La epilepsia es un desorden neurológico que se caracteriza por ataques recurrentes. Cualquiera con cerebro puede tener una crisis; sin embargo, una sola crisis no es suficiente para que se diagnostique epilepsia. La epilepsia es uno de los desórdenes neurológicos crónicos más comunes. Según datos de la Organización Mundial de la Salud, se estima que en el mundo hay 50 millones de personas que tienen epilepsia (o sea, un 1%). En España, los afectados son unos 400.000.

La epilepsia no es un problema psicológico, no es una enfermedad mental y no es contagiosa. En el cerebro hay miles de millones de neuronas que transmiten señales químicas y eléctricas. Cuando se produce una descarga eléctrica excesiva y repentina que interrumpe la actividad normal de las neuronas, ocurre una crisis epiléptica.

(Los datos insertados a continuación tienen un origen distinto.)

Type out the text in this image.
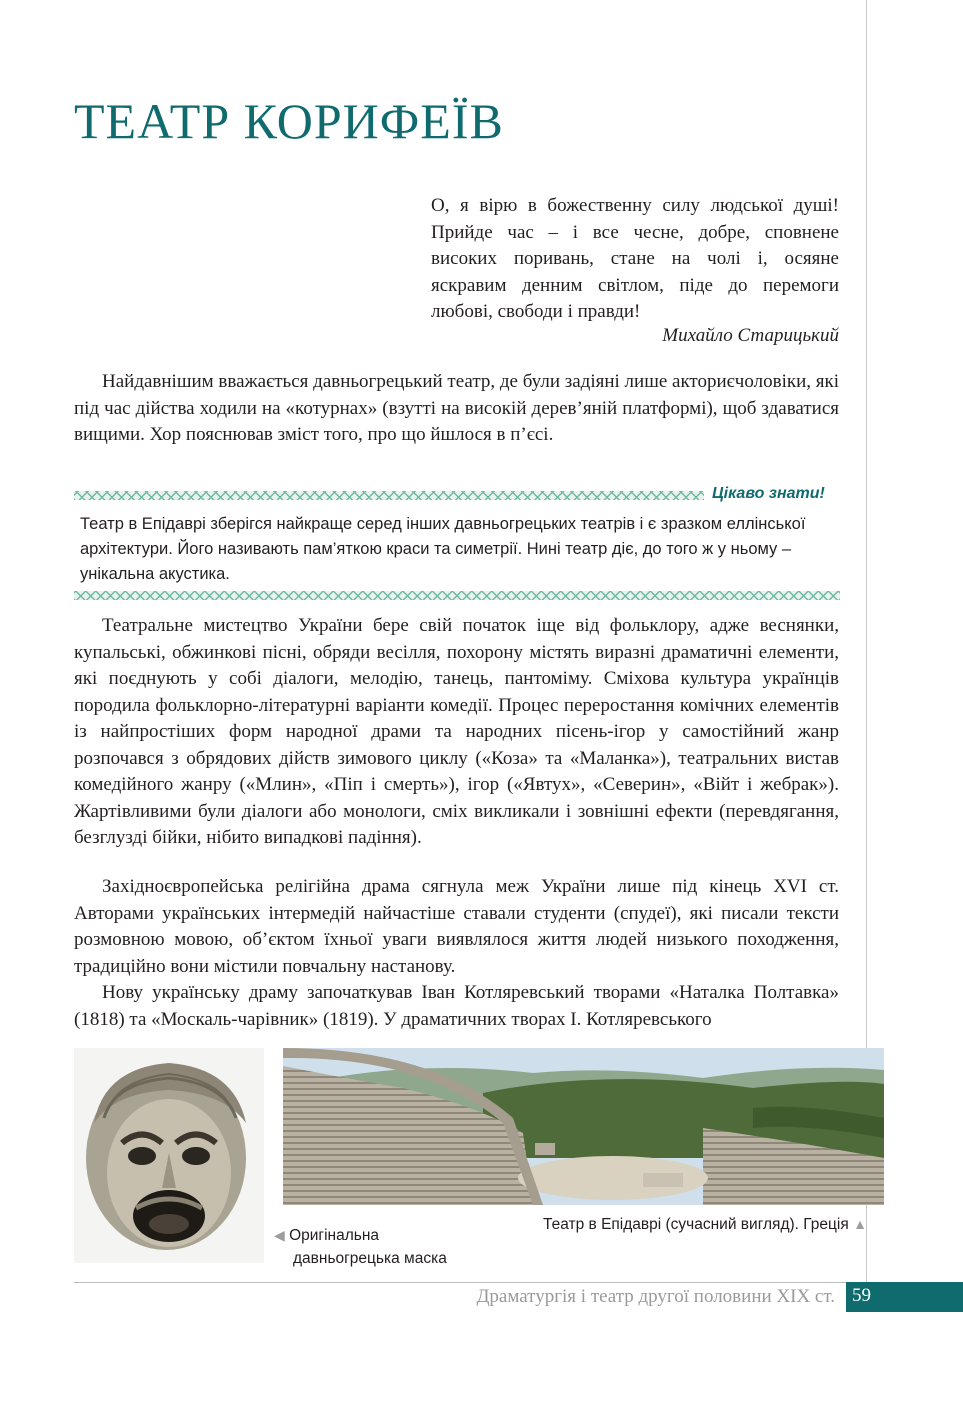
ТЕАТР КОРИФЕЇВ
О, я вірю в божественну силу людської душі! Прийде час – і все чесне, добре, сповнене високих поривань, стане на чолі і, осяяне яскравим денним світлом, піде до перемоги любові, свободи і правди!
Михайло Старицький

Найдавнішим вважається давньогрецький театр, де були задіяні лише акториєчоловіки, які під час дійства ходили на «котурнах» (взутті на високій дерев’яній платформі), щоб здаватися вищими. Хор пояснював зміст того, про що йшлося в п’єсі.

Цікаво знати!
Театр в Епідаврі зберігся найкраще серед інших давньогрецьких театрів і є зразком еллінської архітектури. Його називають пам’яткою краси та симетрії. Нині театр діє, до того ж у ньому – унікальна акустика.

Театральне мистецтво України бере свій початок іще від фольклору, адже веснянки, купальські, обжинкові пісні, обряди весілля, похорону містять виразні драматичні елементи, які поєднують у собі діалоги, мелодію, танець, пантоміму. Сміхова культура українців породила фольклорно-літературні варіанти комедії. Процес переростання комічних елементів із найпростіших форм народної драми та народних пісень-ігор у самостійний жанр розпочався з обрядових дійств зимового циклу («Коза» та «Маланка»), театральних вистав комедійного жанру («Млин», «Піп і смерть»), ігор («Явтух», «Северин», «Війт і жебрак»). Жартівливими були діалоги або монологи, сміх викликали і зовнішні ефекти (перевдягання, безглузді бійки, нібито випадкові падіння).

Західноєвропейська релігійна драма сягнула меж України лише під кінець XVI ст. Авторами українських інтермедій найчастіше ставали студенти (спудеї), які писали тексти розмовною мовою, об’єктом їхньої уваги виявлялося життя людей низького походження, традиційно вони містили повчальну настанову.

Нову українську драму започаткував Іван Котляревський творами «Наталка Полтавка» (1818) та «Москаль-чарівник» (1819). У драматичних творах І. Котляревського

◀ Оригінальна
давньогрецька маска
Театр в Епідаврі (сучасний вигляд). Греція ▲
Драматургія і театр другої половини XIX ст. 59
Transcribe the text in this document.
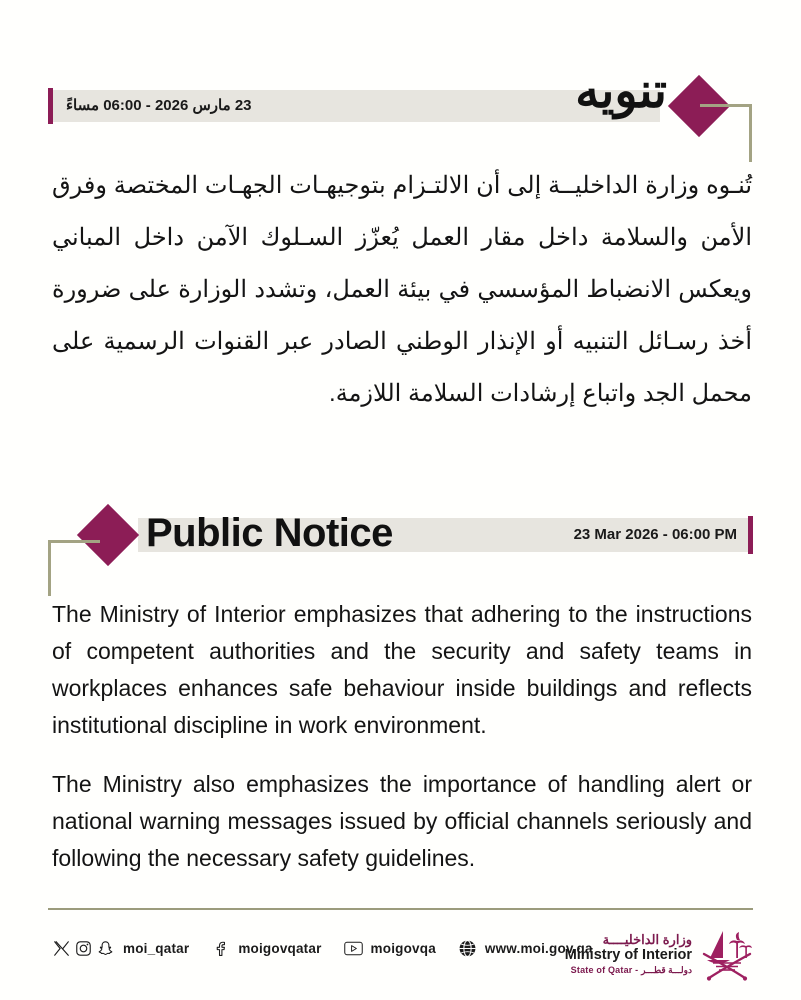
23 مارس 2026 - 06:00 مساءً	تنويه
تُنـوه وزارة الداخليــة إلى أن الالتـزام بتوجيهـات الجهـات المختصة وفرق الأمن والسلامة داخل مقار العمل يُعزّز السـلوك الآمن داخل المباني ويعكس الانضباط المؤسسي في بيئة العمل، وتشدد الوزارة على ضرورة أخذ رسـائل التنبيه أو الإنذار الوطني الصادر عبر القنوات الرسمية على محمل الجد واتباع إرشادات السلامة اللازمة.
Public Notice	23 Mar 2026 - 06:00 PM

The Ministry of Interior emphasizes that adhering to the instructions of competent authorities and the security and safety teams in workplaces enhances safe behaviour inside buildings and reflects institutional discipline in work environment.

The Ministry also emphasizes the importance of handling alert or national warning messages issued by official channels seriously and following the necessary safety guidelines.

moi_qatar	moigovqatar	moigovqa	www.moi.gov.qa
وزارة الداخليــــة
Ministry of Interior
State of Qatar - دولـــة قطـــر
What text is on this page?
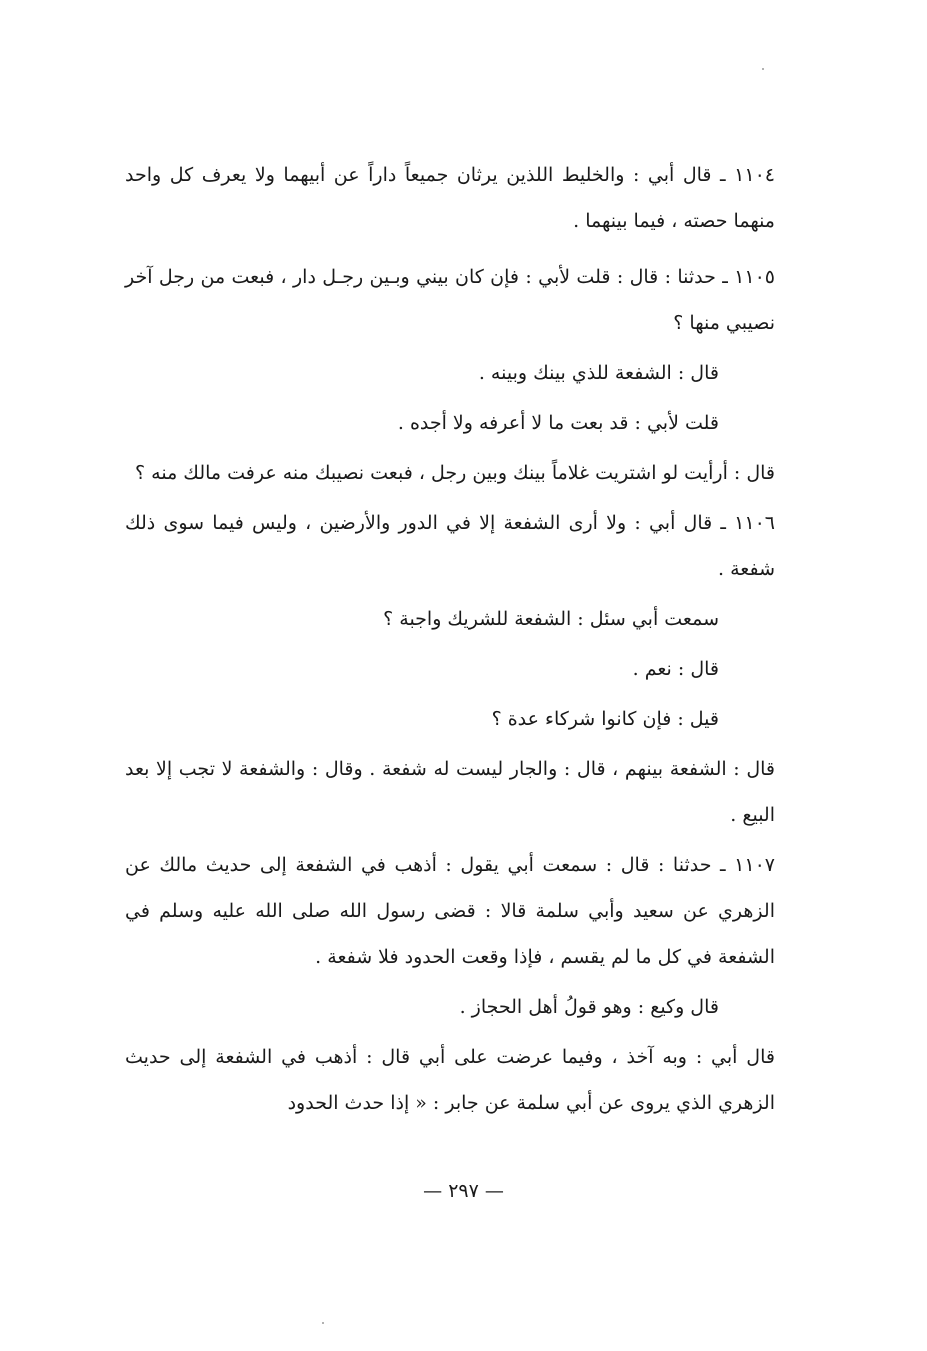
١١٠٤ ـ قال أبي : والخليط اللذين يرثان جميعاً داراً عن أبيهما ولا يعرف كل واحد منهما حصته ، فيما بينهما .

١١٠٥ ـ حدثنا : قال : قلت لأبي : فإن كان بيني وبـين رجـل دار ، فبعت من رجل آخر نصيبي منها ؟

قال : الشفعة للذي بينك وبينه .

قلت لأبي : قد بعت ما لا أعرفه ولا أجده .

قال : أرأيت لو اشتريت غلاماً بينك وبين رجل ، فبعت نصيبك منه عرفت مالك منه ؟

١١٠٦ ـ قال أبي : ولا أرى الشفعة إلا في الدور والأرضين ، وليس فيما سوى ذلك شفعة .

سمعت أبي سئل : الشفعة للشريك واجبة ؟

قال : نعم .

قيل : فإن كانوا شركاء عدة ؟

قال : الشفعة بينهم ، قال : والجار ليست له شفعة . وقال : والشفعة لا تجب إلا بعد البيع .

١١٠٧ ـ حدثنا : قال : سمعت أبي يقول : أذهب في الشفعة إلى حديث مالك عن الزهري عن سعيد وأبي سلمة قالا : قضى رسول الله صلى الله عليه وسلم في الشفعة في كل ما لم يقسم ، فإذا وقعت الحدود فلا شفعة .

قال وكيع : وهو قولُ أهل الحجاز .

قال أبي : وبه آخذ ، وفيما عرضت على أبي قال : أذهب في الشفعة إلى حديث الزهري الذي يروى عن أبي سلمة عن جابر : « إذا حدث الحدود

— ٢٩٧ —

Las crisis pueden alterar el estado de alerta y provocar movimientos involuntarios, espasmos, sensaciones extrañas o convulsiones. La localización de la descarga en el cerebro determina la forma en que se manifiesta la epilepsia. La frecuencia de las crisis varía entre dos extremos muy distantes: pueden ser muy esporádicas u ocurrir varias veces al día. Cuando la persona responde correctamente al tratamiento farmacológico, es posible que viva sin crisis.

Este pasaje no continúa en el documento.